Bear in mind that none of these objective measures are particularly good at predicting human visual response to image quality. Sometimes PSNRs vary wildly between two almost indistinguishable images; similarly you can have two images with the same PSNR where there is a very obvious difference in quality. The structural similarity index measurement (SSIM) and some of its variations are generally considered better from this perspective, but still not perfect models for human perception.
PSNR high means good quality and low means bad quality. PSNR is using a term mean square error (MSE) in the denominator. So, low the error, high will be the PSNR.
Peak Signal to Noise Ratio ( PSNR) and Mean Square Error (MSE) are used to comparing the squared error between the original image and the reconstructed image.There is an inverse relationship between PSNR and MSE. So ahigher PSNR value indicates the higher quality of the image (better).
Bear in mind that none of these objective measures are particularly good at predicting human visual response to image quality. Sometimes PSNRs vary wildly between two almost indistinguishable images; similarly you can have two images with the same PSNR where there is a very obvious difference in quality. The structural similarity index measurement (SSIM) and some of its variations are generally considered better from this perspective, but still not perfect models for human perception.
thanks for your valuable answer's....finally i find it simple concept of PSNR..if PSNR is high better for Compression and Stegnography..but encryption concept PSNR very low is better.

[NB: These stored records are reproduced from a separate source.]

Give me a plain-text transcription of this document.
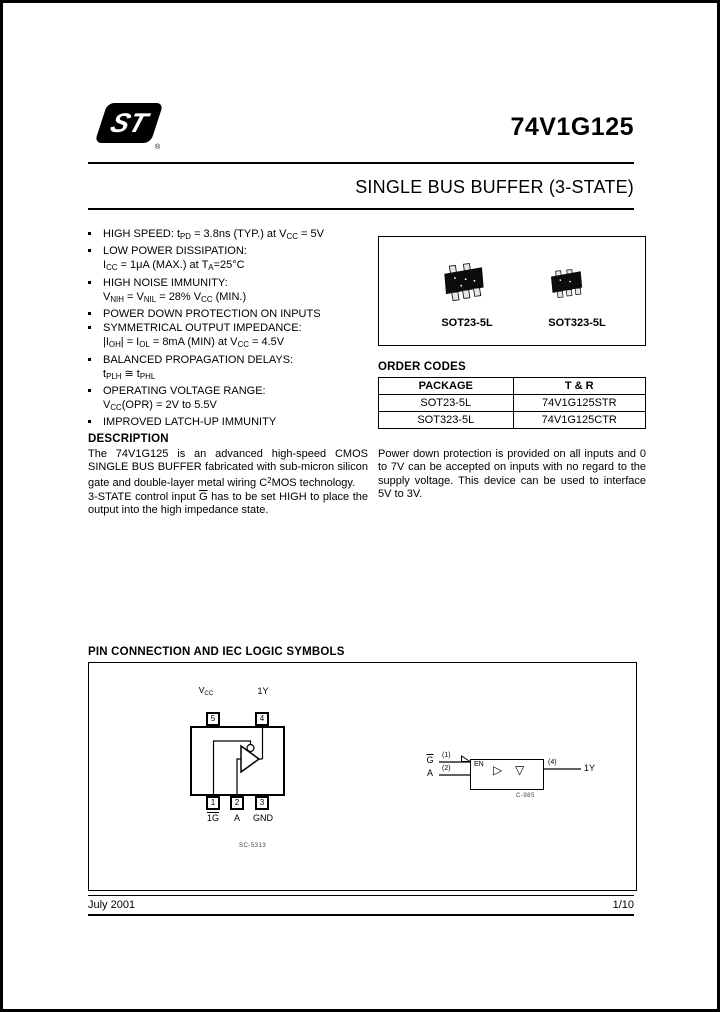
ST
®
74V1G125
SINGLE BUS BUFFER (3-STATE)
HIGH SPEED: $t_{PD} = 3.8ns$ (TYP.) at $V_{CC} = 5V$
LOW POWER DISSIPATION:
$I_{CC} = 1\mu A$ (MAX.) at $T_A=25^\circ C$
HIGH NOISE IMMUNITY:
$V_{NIH} = V_{NIL} = 28\%$ $V_{CC}$ (MIN.)
POWER DOWN PROTECTION ON INPUTS
SYMMETRICAL OUTPUT IMPEDANCE:
$|I_{OH}| = I_{OL} = 8mA$ (MIN) at $V_{CC} = 4.5V$
BALANCED PROPAGATION DELAYS:
$t_{PLH}$ ≅ $t_{PHL}$
OPERATING VOLTAGE RANGE:
$V_{CC}(OPR) = 2V$ to 5.5V
IMPROVED LATCH-UP IMMUNITY
DESCRIPTION

The 74V1G125 is an advanced high-speed CMOS SINGLE BUS BUFFER fabricated with sub-micron silicon gate and double-layer metal wiring $C^2MOS$ technology.

3-STATE control input $\overline{G}$ has to be set HIGH to place the output into the high impedance state.

SOT23-5L	SOT323-5L
ORDER CODES
PACKAGE	T & R
SOT23-5L	74V1G125STR
SOT323-5L	74V1G125CTR
Power down protection is provided on all inputs and 0 to 7V can be accepted on inputs with no regard to the supply voltage. This device can be used to interface 5V to 3V.
PIN CONNECTION AND IEC LOGIC SYMBOLS
$V_{CC}$	1Y
5	4
1	2	3
1G	A	GND
SC-5313
$\overline{G}$
A
(1)
(2)
EN ▷ ▽
(4)
1Y
C-985
July 2001	1/10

UQI,SSIM, are better than psnr for assessing the image quality , a simple scale in the image pixels can cause great reduction in PSNR. PSNR as such is not reliable for quality assessment
PSNR- Peak signal to noise ratio. Calculated usually in logarithmic (dB) scale is a metric use to measure the quality of any image reconstructed, restored or corrupted image with respect to its reference or ground truth image. It is a full reference image quality measure defined as the maximum value of maximum signal power with respect to MSE (Mean square error) assumed as noise power. For 8-bit image maximum signal power is (2^(8-1) )^2 i.e. 255^2. Similarly MSE can be calculated as the square difference between reference image and reconstructed/restored image. Thus a higher value of PSNR indicates that the image is of higher quality and vice-versa. A 20 dB or higher PSNR indicates that the image is of good quality.

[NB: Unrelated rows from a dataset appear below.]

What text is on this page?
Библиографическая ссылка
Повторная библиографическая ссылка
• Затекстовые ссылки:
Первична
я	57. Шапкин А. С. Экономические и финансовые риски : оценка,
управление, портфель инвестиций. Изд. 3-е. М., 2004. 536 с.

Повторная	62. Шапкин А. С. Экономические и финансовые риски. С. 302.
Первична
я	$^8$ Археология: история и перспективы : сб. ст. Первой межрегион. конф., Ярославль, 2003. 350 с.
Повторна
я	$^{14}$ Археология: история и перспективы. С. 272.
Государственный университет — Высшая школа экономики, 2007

PSNR is an image quality estimator after compression or some modification to the image, just like SSIM, MSE and etc. Thus its technically incorrect to say if PSNR high => image quality is high (although it is true for extremely high PSNR).

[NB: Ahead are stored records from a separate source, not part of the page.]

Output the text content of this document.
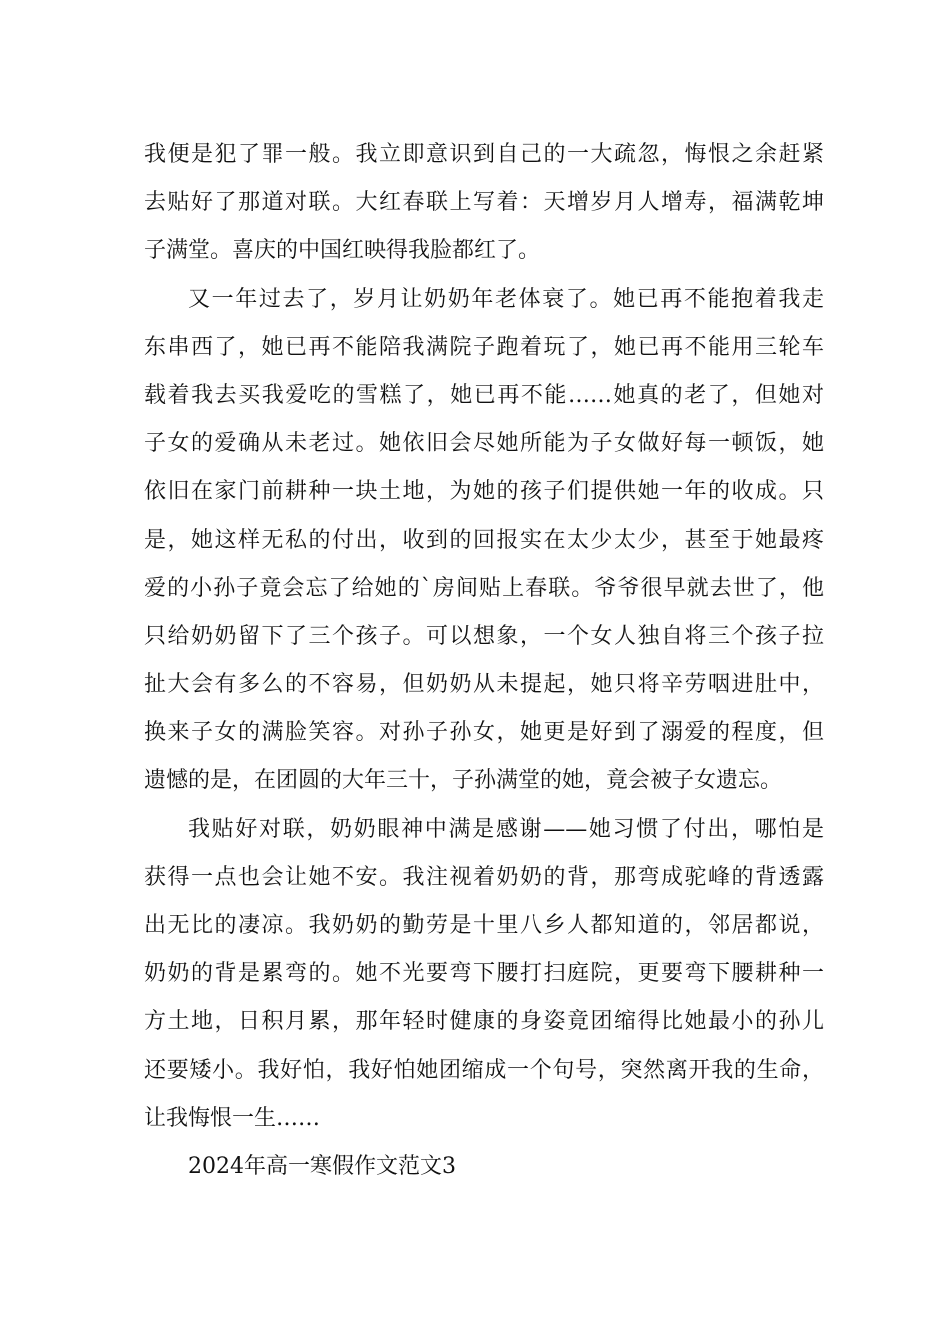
我便是犯了罪一般。我立即意识到自己的一大疏忽，悔恨之余赶紧
去贴好了那道对联。大红春联上写着：天增岁月人增寿，福满乾坤
子满堂。喜庆的中国红映得我脸都红了。
又一年过去了，岁月让奶奶年老体衰了。她已再不能抱着我走
东串西了，她已再不能陪我满院子跑着玩了，她已再不能用三轮车
载着我去买我爱吃的雪糕了，她已再不能……她真的老了，但她对
子女的爱确从未老过。她依旧会尽她所能为子女做好每一顿饭，她
依旧在家门前耕种一块土地，为她的孩子们提供她一年的收成。只
是，她这样无私的付出，收到的回报实在太少太少，甚至于她最疼
爱的小孙子竟会忘了给她的`房间贴上春联。爷爷很早就去世了，他
只给奶奶留下了三个孩子。可以想象，一个女人独自将三个孩子拉
扯大会有多么的不容易，但奶奶从未提起，她只将辛劳咽进肚中，
换来子女的满脸笑容。对孙子孙女，她更是好到了溺爱的程度，但
遗憾的是，在团圆的大年三十，子孙满堂的她，竟会被子女遗忘。
我贴好对联，奶奶眼神中满是感谢——她习惯了付出，哪怕是
获得一点也会让她不安。我注视着奶奶的背，那弯成驼峰的背透露
出无比的凄凉。我奶奶的勤劳是十里八乡人都知道的，邻居都说，
奶奶的背是累弯的。她不光要弯下腰打扫庭院，更要弯下腰耕种一
方土地，日积月累，那年轻时健康的身姿竟团缩得比她最小的孙儿
还要矮小。我好怕，我好怕她团缩成一个句号，突然离开我的生命，
让我悔恨一生……
2024年高一寒假作文范文3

Instead of thinking with respect to the quality level, it is more helpful to think in terms of what it is measuring: PSNR is related to sum of squared function, i.e., PSNR value is higher for evenly distributed modification than sparsely distributed modification.
Thus instead of modifying one pixel value by a large amount, modifying many pixels by very small amount will result in higher PSNR. (This is based on one of the human visual system model)
PSNR high means: Mean square error between the original image and reconstructed image is very low. It implies that the the has been properly restored. In the other way, the restored image quality is better.
If PSNR value is low; the quality of the restored image is very bad.
MSE is zero means no noise is present in the signal .There peak noise to signal ratio have no importance.
One problem with mean-squared error is that it depends strongly on the image intensity scaling. A mean-squared error of 100.0 for an 8-bit image (with pixel values in the range 0-255) looks dreadful; but a MSE of 100.0 for a 10-bit image (pixel values in [0,1023]) is barely noticeable.
If the PSNR value is high, the picture quality is better, 40 is best, picture quality is slightly lower at 30 db, noise is increasing at 20 dB. 10 dB noise increase continues, 0 dB picture image is completely noise.
PSNR acronym for Peak Signal to Noise Ratio which represents
a metric widely used in signal processing to measure the quality of a signal by calculating the ratio between the original signal and the noise. Expressed in decibels, the bigger it is (> 35 dB), the better the quality.
PSNR is measured regarding another image. That is, one is original and another is modified image. If the PSNR is high, it indicates that your modified image is very close to original one. However, PSNR works for intensity comparison. It does not provide any structural information. Hence, you can also apply SSIM or UIQI methods to compare image quality.
Although the question is made 5 years ago, the answer may be still interesting.
PSNR is not a good model for human perception. But as long as the content is the same, it is a very good measure to assess and compare the quality variations. I would recommend you to read this paper:
"Scope of validity of PSNR in image/video quality assessment", Q. Huynh-Thu, M. Ghanbari
PSNR only quantifies the quality of a reconstructed or corrupt image with reference to the ground-truth. It not compared to the HVS. So a better evaluation metric will be SSIM which evaluates the structure of the image.The SSIM of a reconstructed image to ground-truth image is always 1, and with a value close to 1, one can tell the image is of good quality.